Fitz-Gerald - Listen to Howard.
Tullman - Okay. All I would say is that, we're five
years from AI making a serious impact in the business operations of 90% of the
businesses out there, notwithstanding what the business management thinks. It's
just not coming that soon. Now, machine learning is a completely different
thing. I mean, we're behind the curve on machine learning.

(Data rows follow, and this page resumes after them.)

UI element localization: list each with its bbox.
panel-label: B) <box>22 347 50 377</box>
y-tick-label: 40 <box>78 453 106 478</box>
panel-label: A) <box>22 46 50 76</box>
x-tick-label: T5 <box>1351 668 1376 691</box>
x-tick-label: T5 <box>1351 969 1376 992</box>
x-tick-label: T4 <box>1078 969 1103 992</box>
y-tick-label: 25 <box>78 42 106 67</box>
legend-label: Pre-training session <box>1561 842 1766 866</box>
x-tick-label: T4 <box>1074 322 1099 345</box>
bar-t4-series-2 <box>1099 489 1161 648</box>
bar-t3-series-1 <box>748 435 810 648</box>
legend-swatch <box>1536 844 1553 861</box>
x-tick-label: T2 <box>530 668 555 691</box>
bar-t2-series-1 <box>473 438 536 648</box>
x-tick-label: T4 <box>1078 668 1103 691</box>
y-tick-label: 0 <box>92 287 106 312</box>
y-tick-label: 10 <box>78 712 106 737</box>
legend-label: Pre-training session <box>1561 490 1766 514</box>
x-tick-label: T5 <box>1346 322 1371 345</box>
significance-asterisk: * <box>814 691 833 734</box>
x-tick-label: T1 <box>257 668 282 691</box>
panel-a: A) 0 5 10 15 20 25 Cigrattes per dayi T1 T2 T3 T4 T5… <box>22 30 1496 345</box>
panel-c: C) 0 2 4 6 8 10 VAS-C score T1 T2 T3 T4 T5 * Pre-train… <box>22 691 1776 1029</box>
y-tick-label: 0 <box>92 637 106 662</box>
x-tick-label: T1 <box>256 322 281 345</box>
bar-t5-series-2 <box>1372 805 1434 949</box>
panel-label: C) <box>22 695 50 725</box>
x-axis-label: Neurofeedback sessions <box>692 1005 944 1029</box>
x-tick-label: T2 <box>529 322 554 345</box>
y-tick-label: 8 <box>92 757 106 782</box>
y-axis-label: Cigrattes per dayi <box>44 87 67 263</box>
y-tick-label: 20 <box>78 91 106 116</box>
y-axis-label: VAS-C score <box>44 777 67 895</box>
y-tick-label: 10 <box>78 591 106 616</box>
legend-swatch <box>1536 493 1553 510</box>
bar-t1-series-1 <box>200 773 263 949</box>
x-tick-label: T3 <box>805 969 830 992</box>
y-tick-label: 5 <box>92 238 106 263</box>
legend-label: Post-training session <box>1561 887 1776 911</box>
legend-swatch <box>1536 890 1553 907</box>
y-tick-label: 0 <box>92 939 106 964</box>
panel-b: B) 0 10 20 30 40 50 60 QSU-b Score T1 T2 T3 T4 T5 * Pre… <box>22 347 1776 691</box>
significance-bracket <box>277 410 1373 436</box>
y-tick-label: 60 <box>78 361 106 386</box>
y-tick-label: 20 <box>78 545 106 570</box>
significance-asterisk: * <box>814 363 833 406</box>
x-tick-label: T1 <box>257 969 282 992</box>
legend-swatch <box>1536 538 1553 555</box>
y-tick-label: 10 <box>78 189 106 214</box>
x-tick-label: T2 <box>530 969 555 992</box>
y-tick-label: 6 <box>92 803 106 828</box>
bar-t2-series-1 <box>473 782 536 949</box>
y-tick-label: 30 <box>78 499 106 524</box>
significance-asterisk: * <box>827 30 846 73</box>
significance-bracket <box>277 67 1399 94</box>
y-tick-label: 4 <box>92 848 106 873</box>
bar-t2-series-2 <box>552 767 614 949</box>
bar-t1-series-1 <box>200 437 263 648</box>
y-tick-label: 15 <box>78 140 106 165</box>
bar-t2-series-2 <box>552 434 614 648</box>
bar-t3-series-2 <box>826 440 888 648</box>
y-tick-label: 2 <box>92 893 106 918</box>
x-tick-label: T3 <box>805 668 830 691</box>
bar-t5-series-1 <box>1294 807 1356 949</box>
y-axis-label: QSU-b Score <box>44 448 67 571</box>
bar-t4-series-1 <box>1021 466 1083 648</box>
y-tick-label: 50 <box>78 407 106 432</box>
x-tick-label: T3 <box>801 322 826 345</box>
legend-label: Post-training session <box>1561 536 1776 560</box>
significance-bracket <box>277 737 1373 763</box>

Everybody with this amount of data flow going on should be
experts at customer management, all this kind of stuff. But pure AI is down the
road. And when you see a company shoveling a bunch of money, it's cosmetic. And
that to me is bad management.
Fitz-Gerald - Interesting. Well, Howard and I are going
to have a good discussion on stage because I think it's sooner than five years.
But I do go down into the machine stack because the amount of data is an
opportunity. The question is, what do you do with it and how do you do it when
you get here.
But if we know anything from investing, get your money there
first. Get with the right companies and hold on for dear life because like a
rodeo, you want to make it all the way to the buzzer.
Larson - Great. I think that's a great place to wrap
things up. Howard and Keith, thank you so much for joining.